Comparison of scheduling results

To further validate the superior performance of the ε-IWOA algorithm in reservoir flood control scheduling, this paper conducted comparative tests using ε-WOA, ε-DE, and ε-PSO algorithms under strictly identical conditions to solve the model. Regrettably, after multiple attempts, none of these three algorithms could find a feasible solution for the model. This result further highlights the significant advantage of the ε-IWOA algorithm in solving reservoir scheduling problems. See Figs. 4–6 in the Appendix (only showing the scheduling results for the Panjiakou Reservoir) visually present the solution results of ε-WOA, ε-DE, and ε-PSO algorithms, which are inferior to the ε-IWOA algorithm in terms of performance. These comparative experiments demonstrate the effectiveness of the ε-IWOA algorithm and provide strong support for its application in practical reservoir scheduling.

Conclusion

Based on the fundamental whale optimization algorithm, this paper innovatively proposes the ε-IWOA algorithm by incorporating the population initialization method based on SPM chaotic mapping, spiral search strategy, and combining Cauchy mutation with reverse learning techniques.

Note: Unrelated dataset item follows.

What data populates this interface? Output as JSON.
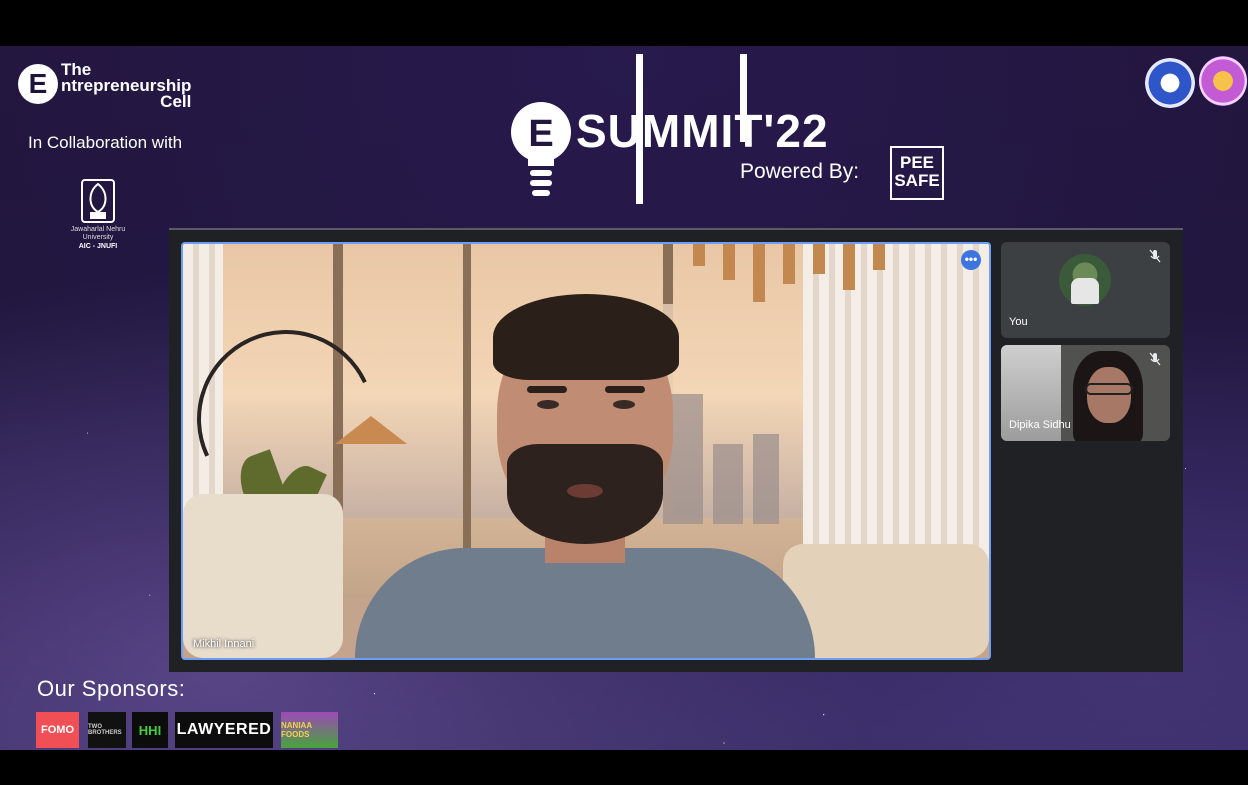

After conducting thorough research, the following main conclusions are drawn:

  1. (1)

    For the joint scheduling problem of Taolinkou Reservoir, Daheiting Reservoir, and Panjiakou Reservoir in the Luanhe River Basin, this paper proposes an adaptive ε-IWOA algorithm. It compares it with ε-DE, ε-WOA, and ε-PSO algorithms. The experimental results indicate that ε-IWOA algorithm performs the best in optimization, with the occupied flood control capacity of the three reservoirs reaching 89.32%, 90.02%, and 80.95%, respectively. The control points in Luan County can reduce the peak by 49%. This fully validates the efficiency and practicality of the ε-IWOA algorithm in flood control optimization scheduling problems for reservoir groups, providing a new, practical approach to solving reservoir scheduling models.

  2. (2)

    To comprehensively evaluate the performance of the ε-IWOA algorithm, This paper selected 24 constrained test functions for simulation experiments and compared them with ε-DE, ε-WOA and ε-PSO algorithms. The experimental results show that the ε-IWOA algorithm significantly outperforms computation speed and solution accuracy, especially when dealing with high-dimensional, nonlinear, and strongly constrained combination problems. This further verifies the superiority and effectiveness of the ε-IWOA algorithm in solving complex constrained optimization problems.

  3. (3)

    Looking ahead, we will continue exploring other methods to improve and optimize the ε-IWOA algorithm to meet the more complex needs of joint scheduling for reservoir groups. Meanwhile, this efficient optimization algorithm also has the potential to be extended to other engineering-constrained optimization problems, providing powerful technical support for solving practical engineering issues.